A paperless Department of Veterans Affairs will still have to scan old paper documents into its electronic system--but the VA hasn't specified how it will do that, veterans' advocates told Congress this week.
With a backlog of more than 900,000 claims among the documents that must be scanned, the American Legion worries that logjams would "devastate" the claims process for veterans, said Richard Dumancas, the American Legion's deputy director for claims, in testimony before the House Veterans Affairs Committee's Subcommittee on Disability Assistance and Memorial Affairs.
"What is deeply troubling is that the scanning is so obviously a key component and there has been little to no public indication from VA about the road forward," Dumancas said.
"While much focus is placed on scanning, a scanned document is not necessarily optimal for claims processing," said Alan Bozeman, director of the Veterans Benefits Management System program office, according to a transcript of his testimony. "VA is leveraging technology to ensure that the specific information needed to process claims can be identified, extracted and quickly utilized by claims processors."

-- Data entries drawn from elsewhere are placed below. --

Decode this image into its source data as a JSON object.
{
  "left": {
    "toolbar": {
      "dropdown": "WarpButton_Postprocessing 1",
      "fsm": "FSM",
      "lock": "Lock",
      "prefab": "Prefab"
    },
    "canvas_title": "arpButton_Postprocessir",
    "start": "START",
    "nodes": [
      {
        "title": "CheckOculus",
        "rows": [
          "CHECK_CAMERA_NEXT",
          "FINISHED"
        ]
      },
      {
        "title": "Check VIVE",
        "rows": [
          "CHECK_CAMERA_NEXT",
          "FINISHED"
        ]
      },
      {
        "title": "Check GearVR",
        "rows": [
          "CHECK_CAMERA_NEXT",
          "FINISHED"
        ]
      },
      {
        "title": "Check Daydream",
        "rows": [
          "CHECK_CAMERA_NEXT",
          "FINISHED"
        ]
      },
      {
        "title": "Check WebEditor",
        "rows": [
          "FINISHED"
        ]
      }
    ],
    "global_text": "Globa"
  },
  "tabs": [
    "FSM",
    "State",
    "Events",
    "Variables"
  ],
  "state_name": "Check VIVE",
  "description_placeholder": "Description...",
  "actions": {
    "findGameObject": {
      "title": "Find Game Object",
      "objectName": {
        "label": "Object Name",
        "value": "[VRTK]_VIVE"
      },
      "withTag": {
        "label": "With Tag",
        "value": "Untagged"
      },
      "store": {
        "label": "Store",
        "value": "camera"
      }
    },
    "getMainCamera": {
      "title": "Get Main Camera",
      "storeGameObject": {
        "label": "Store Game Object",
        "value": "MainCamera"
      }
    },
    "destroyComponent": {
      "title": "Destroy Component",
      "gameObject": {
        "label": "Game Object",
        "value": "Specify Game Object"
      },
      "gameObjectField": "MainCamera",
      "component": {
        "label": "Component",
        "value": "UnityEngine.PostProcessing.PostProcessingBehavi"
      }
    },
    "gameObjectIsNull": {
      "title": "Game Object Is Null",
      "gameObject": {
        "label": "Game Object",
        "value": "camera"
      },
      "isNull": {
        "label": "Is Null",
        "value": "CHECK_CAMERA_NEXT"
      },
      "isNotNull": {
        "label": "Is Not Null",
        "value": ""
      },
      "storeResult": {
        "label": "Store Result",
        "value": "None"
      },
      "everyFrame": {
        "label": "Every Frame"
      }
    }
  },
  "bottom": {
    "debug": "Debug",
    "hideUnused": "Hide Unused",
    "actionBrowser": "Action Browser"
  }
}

In June, a senior executive at the National Archives and Records Administration told a House committee the VA would need 4,000 more works to scan billions of pages of paper benefit claims.
The VA says the paperless system is the key to clearing its claims backlog. But as of June, the VA had installed its paperless Veterans Benefits Management System in only four offices, despite spending close to $500 million.
The VA's goal is to process disability claims with 98 percent accuracy within 125 days by 2015--a goal it fails to meet today on two-thirds of its claims.